According to analysts’ forecasts, in 2013 the government in Bucharest and international financial institutions say Romania’s economy may grow by between 1 and 1.6%, after the bare growth of 0.7% in 2012. The latest forecasts from the EC say that Romania will have a 1.6% growth rate, the highest in the EU after Latvia, Lithuania and Estonia, while the Eurozone will see its second year of shrinking, and the EU will have a growth of a mere tenth of a percent. The figure issued by the World Bank is also 1.6%. That institution’s main economist for Romania, Catalin Pauna, pointed at the main directions which may contribute to better economic growth this year:
“The risk of volatility is always very high in agriculture, and we’ve all seen the difference between 2011 and 2012. 2011 was a very good year in agriculture, the substantial output boosted overall growth, by 2.2%, which was unfortunately not the case in 2012. The impact on overall growth was only 0.3%. it is hard to believe that agricultural output this year can be worse than last year, therefore it will have a positive contribution, and traditionally, I could say, the manufacturing industry will perform better, especially the one linked to exports, and especially if Europe restarts in the second half of the year. We will see if we can set in motion once again lending, which will improve investments a bit.”

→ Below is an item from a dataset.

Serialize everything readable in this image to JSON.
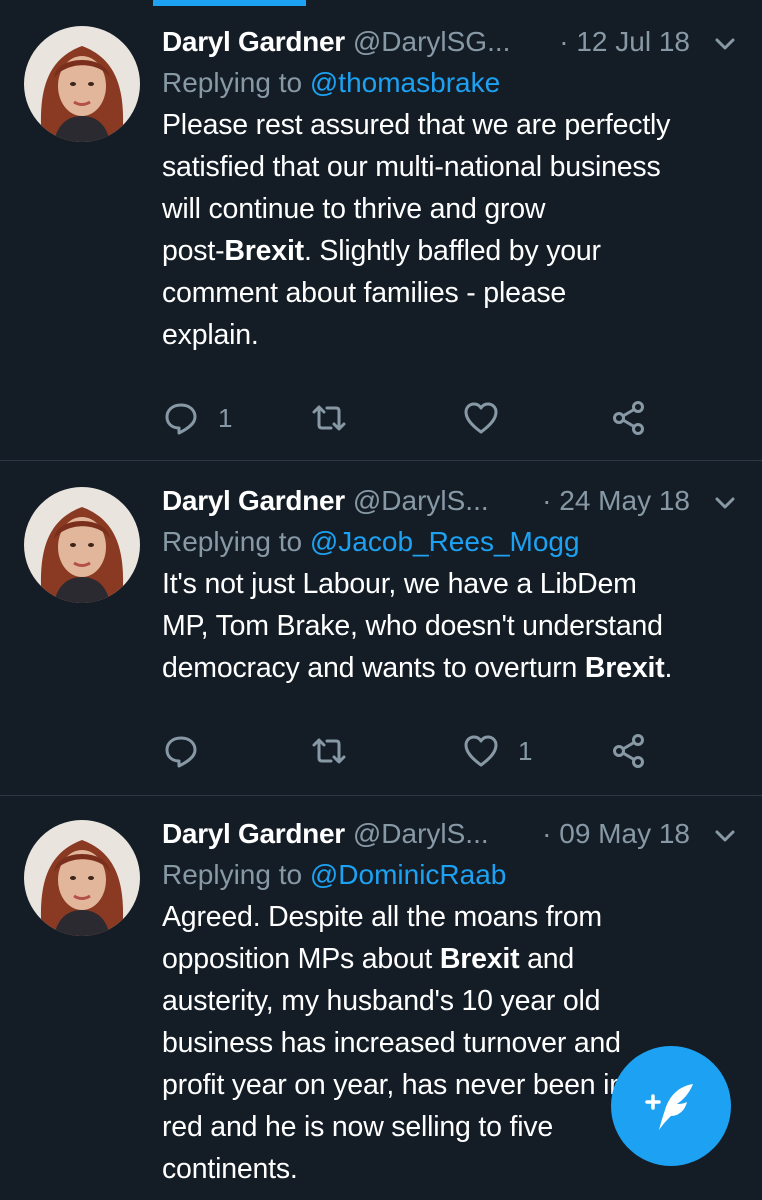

Experts from the Romanian Commercial Bank, a member of the Austrian group Erste, estimates the Romanian economy will grow by 1.1%. According to them, the economy will gradually recover, due to local and international factors, which look more promising than last year. They predict a normal crop in agriculture, after the severe drought of 2012. RCB analyst Eugen Sinca told us:
“We believe that this 1.1% in 2013 will come from household consumption, especially after state wages go up. If we are talking about more widely about Romania’s economic growth in 2013, we believe that it will sit on three pillars. The first pillar is a pro-growth state budget, announced in January by the government. The second pillar is growing investor confidence on European financial markets, which could be seen soon in the real economy of the Eurozone, and then the real economy of Romania. The third pillar could be a normal agricultural year, compared to the severe drought of 2012.”
In their report, RCB experts also estimate that inflation could reach 4.3% in December 2013, but only after reaching a peak of 5.6% in the second quarter. Very important will be price hikes for energy and gas. The document also indicates that the national currency, the leu, will appreciate with an average of 2%, so that in 2013 the exchange rate will stabilize around 4.4 lei. Also, RCB experts anticipates a bounce back of foreign direct investment, some time in the third or fourth quarter of this year. The report also points out that in the future, Romania’s economic growth should be based more on a rise in productivity, rather than on other sources:
Vice-president of the European Bank for investment, Mihai Tanasescu, believes that Romania will have economic growth this year:
“I believe that 2013 will generally be a good year for Romania. Let’s not forget that in the last three years, 2011, 2012, and 2013, Romania has been among the few countries of Europe with economic growth. We don’t have fluctuations. Therefore there is a political stability first, then macroeconomic stability, there is a reform program which started being applied, but which has to be accelerated. All these elements with a plus sign, which will surely be brought forward and put into practice as soon as possible, can only lead to improved perception on the part of investors. We have a great opportunity, a unique opportunity, which many other countries do not, namely we are able to attract more European money, to be able to use cheap investment money, such as those from the European Bank for Investment, to be able to use resources for large scale projects, so that the economic growth is allowed to reach its potential in Romania, that of 3 to 4%. This is possible; in two or three years we may reach this potential.”
Government representatives also estimate for this year a budget deficit of 2.1% of the GDP.